En tiempos del dominio priista, el discurso de la izquierda era la denuncia implacable contra todo ese autoritarismo.
Es un asunto de congruencia. Discutir la sobrerrepresentación de los partidos políticos en el Congreso fue, por décadas, parte de las luchas más aguerridas y democráticas de la izquierda. Durante el pináculo del priato, cuando un solo partido regía el Poder Ejecutivo, el Legislativo y mantenía dominado el Judicial, el discurso de la izquierda era la denuncia implacable contra todo ese autoritarismo.
El gran triunfo de la reforma política de 1977, cuando se abrió la puerta de la Cámara de Diputados a más partidos que los habituales, dio voz a la izquierda en esa tribuna aunque tuvieron que pasar 20 años más hasta que obtuvo el número suficiente de representantes para crear un Congreso equilibrado en 1997, cuando el PRI perdió por primera vez la mayoría absoluta.
El camino fue muy sinuoso. Es recordado el discurso de Porfirio Muñoz Ledo en Nayarit, 1986, cuando desde dentro del PRI llamó al debate de “los procedimientos para alcanzar la máxima pureza de la representación, compatible con nuestra realidad y legítimas tradiciones”.
Pablo Gómez, desde el Partido Socialista Unificado de México (PSUM) empujaba fuerte una mayor apertura política. Esos esfuerzos lograron la reforma de 1986 que creó el primer Tribunal de lo Contencioso Electoral, permitió las coaliciones para dar más presencia a la oposición y aumentó el número de diputados plurinominales de 100 a 200, justo para garantizar que el partido mayoritario no estuviera sobrerrepresentado.

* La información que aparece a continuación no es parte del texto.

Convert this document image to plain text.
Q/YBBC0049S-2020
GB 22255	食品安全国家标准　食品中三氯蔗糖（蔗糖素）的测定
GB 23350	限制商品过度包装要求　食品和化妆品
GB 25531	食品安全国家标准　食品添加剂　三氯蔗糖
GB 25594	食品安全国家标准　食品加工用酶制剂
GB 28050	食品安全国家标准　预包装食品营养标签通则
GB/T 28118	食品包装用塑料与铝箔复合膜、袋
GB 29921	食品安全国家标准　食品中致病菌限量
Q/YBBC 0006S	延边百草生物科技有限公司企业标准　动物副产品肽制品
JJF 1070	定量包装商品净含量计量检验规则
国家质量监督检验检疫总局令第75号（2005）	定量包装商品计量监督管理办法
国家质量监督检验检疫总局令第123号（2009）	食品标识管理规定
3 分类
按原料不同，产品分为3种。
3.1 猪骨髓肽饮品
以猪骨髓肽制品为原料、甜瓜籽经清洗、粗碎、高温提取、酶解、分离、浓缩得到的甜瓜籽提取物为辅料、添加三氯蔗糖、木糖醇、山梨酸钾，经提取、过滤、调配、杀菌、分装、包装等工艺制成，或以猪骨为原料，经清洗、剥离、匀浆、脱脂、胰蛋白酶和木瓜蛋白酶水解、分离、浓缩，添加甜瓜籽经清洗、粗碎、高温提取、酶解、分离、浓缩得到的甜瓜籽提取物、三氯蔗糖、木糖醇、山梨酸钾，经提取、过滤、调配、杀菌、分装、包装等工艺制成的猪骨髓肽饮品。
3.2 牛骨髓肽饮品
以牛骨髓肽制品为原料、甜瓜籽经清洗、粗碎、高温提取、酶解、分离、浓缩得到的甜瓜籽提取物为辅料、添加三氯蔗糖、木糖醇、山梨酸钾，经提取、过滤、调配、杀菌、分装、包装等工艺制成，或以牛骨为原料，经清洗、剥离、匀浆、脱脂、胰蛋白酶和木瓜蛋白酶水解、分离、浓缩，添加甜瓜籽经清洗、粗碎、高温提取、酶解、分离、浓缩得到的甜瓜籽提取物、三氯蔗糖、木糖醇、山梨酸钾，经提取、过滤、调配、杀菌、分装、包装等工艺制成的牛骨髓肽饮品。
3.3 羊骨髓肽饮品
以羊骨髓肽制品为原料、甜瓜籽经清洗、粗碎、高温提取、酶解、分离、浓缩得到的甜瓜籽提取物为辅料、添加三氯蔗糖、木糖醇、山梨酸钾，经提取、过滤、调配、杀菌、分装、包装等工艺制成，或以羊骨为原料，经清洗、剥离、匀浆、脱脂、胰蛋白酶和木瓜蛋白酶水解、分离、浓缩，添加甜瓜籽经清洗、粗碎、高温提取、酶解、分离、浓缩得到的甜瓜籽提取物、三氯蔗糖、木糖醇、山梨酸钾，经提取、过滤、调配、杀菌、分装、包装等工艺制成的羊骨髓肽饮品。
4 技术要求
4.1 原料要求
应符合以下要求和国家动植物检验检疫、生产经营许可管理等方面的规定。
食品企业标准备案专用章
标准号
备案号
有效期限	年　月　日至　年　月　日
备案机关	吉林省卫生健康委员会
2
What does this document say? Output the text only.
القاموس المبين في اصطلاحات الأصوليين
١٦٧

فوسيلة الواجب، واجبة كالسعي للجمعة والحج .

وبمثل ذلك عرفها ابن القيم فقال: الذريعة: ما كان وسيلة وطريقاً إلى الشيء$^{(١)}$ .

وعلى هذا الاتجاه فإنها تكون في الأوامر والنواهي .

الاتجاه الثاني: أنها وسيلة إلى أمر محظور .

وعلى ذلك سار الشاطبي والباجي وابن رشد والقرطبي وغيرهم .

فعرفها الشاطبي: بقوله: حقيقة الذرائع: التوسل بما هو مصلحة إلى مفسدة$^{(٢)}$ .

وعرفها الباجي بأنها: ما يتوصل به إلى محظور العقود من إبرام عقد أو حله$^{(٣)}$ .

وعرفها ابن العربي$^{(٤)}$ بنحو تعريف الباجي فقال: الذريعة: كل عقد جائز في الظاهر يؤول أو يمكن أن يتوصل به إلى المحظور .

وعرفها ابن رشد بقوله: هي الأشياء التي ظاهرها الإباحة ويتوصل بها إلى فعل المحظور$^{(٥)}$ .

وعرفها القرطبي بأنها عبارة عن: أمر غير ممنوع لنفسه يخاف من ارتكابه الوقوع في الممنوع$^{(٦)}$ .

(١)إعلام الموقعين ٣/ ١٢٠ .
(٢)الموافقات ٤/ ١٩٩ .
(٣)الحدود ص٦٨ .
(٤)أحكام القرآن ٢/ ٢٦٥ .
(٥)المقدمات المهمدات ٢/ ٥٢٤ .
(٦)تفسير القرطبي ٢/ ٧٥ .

Toda esa odisea hace que el argumento del bloque izquierdista, que ahora es el dominante, decepcione a sus propios postulados históricos y el actual que subraya continuamente: “nosotros no somos iguales”.
En el comunicado en que anuncia la impugnación ante el Tribunal Electoral en contra de la resolución del INE que busca eliminar la sobrerrepresentación, señala: “Ni en el 2015 ni en el 2018 les interesó reglamentar respecto a la sobrerrepresentación, sino hasta que Morena ganó la mayoría en la Cámara de Diputados y el Senado de la República”.
Cabe decir que es cierto. Desde 1996, la Constitución prohíbe que el número de diputados de cada partido supere por más de 8 puntos el porcentaje de votación nacional que haya obtenido. En 2012 la sobrerrepresentación del PRI-PVEM fue de 8.2 por ciento, es decir, 0.2% por encima del tope legal. En 2015 esa misma coalición estuvo sobrerrepresentada en 9.7 por ciento, o sea 1.7 por ciento más de lo permitido. ¿Cómo es que el árbitro electoral no observó eso desde entonces?
Para 2018, de acuerdo con datos del consejero electoral Ciro Murayama, la coalición Juntos Haremos Historia (Morena.PT-PES) obtuvo el 44 por ciento de la votación popular a la Cámara de Diputados pero recibió 308 legisladores, el 61.6 por ciento, una muy excesiva sobrerrepresentación de 17.6 por ciento, que es más del doble de lo que marca la Constitución y le obsequia injustificadamente una mayoría simple para pasar leyes sin necesidad de negociar.
El defecto está, evidentemente, en la forma de las coaliciones y su uso político para evadir la ley, postulando candidatos por un partido e intercambiándolos o concentrándolos en otro después de la elección. Partidos que hacen alianzas únicamente para ganar posiciones, sin importar sus principios e ideologías, y después maniobran como sea necesario para mantener el registro y su cuota de poder, lo que puede ser legal pero no legítimo ni moral.
Cada fuerza política tendría que mostrar su propia fuerza real. Competir sin coaliciones perversas y confusas.
Esa es una de las muchas razones por las que hay que replantear todo nuestro sistema electoral. Un INE que nos cuesta miles de millones a los mexicanos pero está lleno de vicios e intereses partidarios ajenos a los electores, no es la solución para la democracia que necesitamos.